Nato a Gaeta nel 1960, il neodirettore del Cnt si è laureato in Medicina all'Università di Milano, dove nel 1988 si è specializzato in Ematologia clinica e di laboratorio. Dal 1992 si occupa dell’organizzazione e del coordinamento operativo e della valutazione di compatibilità immunologica donatore-ricevente ed assegnazione degli organi nell’ambito del programma di prelievo e trapianto del Nord Italia Transplant (NITp), la prima organizzazione di trapianto in Italia. Ha partecipato al coordinamento operativo ed alla valutazione di idoneità di circa 2mila donatori di organi ed all’assegnazione di 6mila organi per trapianto. Fino ad oggi è stato presidente del NITp e direttore dell'Unità operativa complessa di coordinamento trapianti e del Laboratorio di immunologia dei trapiantidella Fondazione IRCCS Ca’ Granda Ospedale Maggiore Policlinico di Milano. Ha collaborato con il Centro nazionale trapianti nella realizzazione di numerosi progetti, tra i quali il programma nazionale di trapianto pediatrico, quello per i pazienti iperimmunizzati, il trapianto crossover, e l’algoritmo nazionale di assegnazione dei reni da donatore deceduto. Responsabile di 11 progetti scientifici nazionali ed internazionali, è autore di 53 articoli scientifici pubblicati su riviste internazionali.

“Ringrazio il ministro Grillo – ha dichiarato Cardillo - per la fiducia che ha voluto accordarmi nominandomi alla direzione del Centro nazionale trapianti: è una scelta che mi onora e che accolgo con grande senso di responsabilità”.

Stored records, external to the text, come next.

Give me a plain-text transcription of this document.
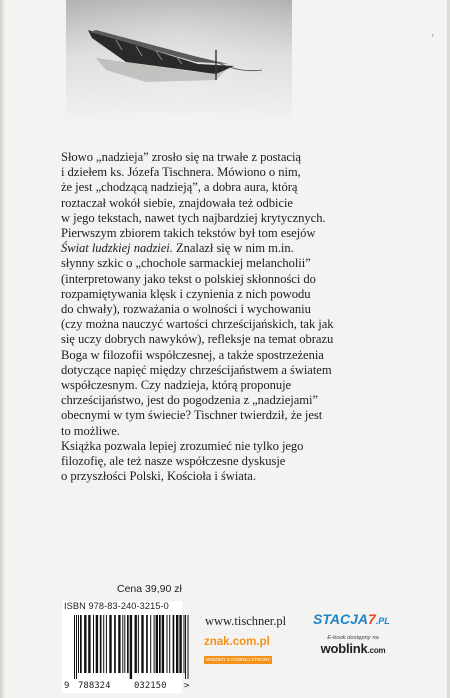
ʳ
Słowo „nadzieja” zrosło się na trwałe z postacią
i dziełem ks. Józefa Tischnera. Mówiono o nim,
że jest „chodzącą nadzieją”, a dobra aura, którą
roztaczał wokół siebie, znajdowała też odbicie
w jego tekstach, nawet tych najbardziej krytycznych.
Pierwszym zbiorem takich tekstów był tom esejów
Świat ludzkiej nadziei. Znalazł się w nim m.in.
słynny szkic o „chochole sarmackiej melancholii”
(interpretowany jako tekst o polskiej skłonności do
rozpamiętywania klęsk i czynienia z nich powodu
do chwały), rozważania o wolności i wychowaniu
(czy można nauczyć wartości chrześcijańskich, tak jak
się uczy dobrych nawyków), refleksje na temat obrazu
Boga w filozofii współczesnej, a także spostrzeżenia
dotyczące napięć między chrześcijaństwem a światem
współczesnym. Czy nadzieja, którą proponuje
chrześcijaństwo, jest do pogodzenia z „nadziejami”
obecnymi w tym świecie? Tischner twierdził, że jest
to możliwe.
Książka pozwala lepiej zrozumieć nie tylko jego
filozofię, ale też nasze współczesne dyskusje
o przyszłości Polski, Kościoła i świata.
Cena 39,90 zł
ISBN 978-83-240-3215-0
9 788324	032150 >
www.tischner.pl STACJA7.PL
znak.com.pl
WIDZIMY Z DOBREJ STRONY
E-book dostępny na
woblink.com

“L'impegno – ha proseguito - è quello di continuare a far crescere tutto il sistema. Dobbiamo consolidare l'attività di donazione e trapianto in tutte le regioni italiane, valorizzando le migliaia di persone che lavorano quotidianamente nella Rete e mettendole in condizione di esprimere al meglio la loro grande professionalità. Un aspetto irrinunciabile sarà la promozione di iniziative rivolte ai cittadini per rafforzare la cultura della donazione, ridurre il tasso di opposizioni e radicare la consapevolezza che il trapianto permette ai pazienti in lista d’attesa di tornare ad una vita piena”.

“E' necessario – ha concluso - proseguire nello sviluppo dei nostri programmi, specialmente  per quanto riguarda la donazione a cuore fermo e quella da vivente. Infine, dobbiamo investire sempre di più sulla formazione di tutti gli operatori, in particolare per coltivare una nuova generazione di chirurghi del trapianto. Il Centro nazionale trapianti continuerà ad essere al servizio dell'intera Rete e della salute dei cittadini”.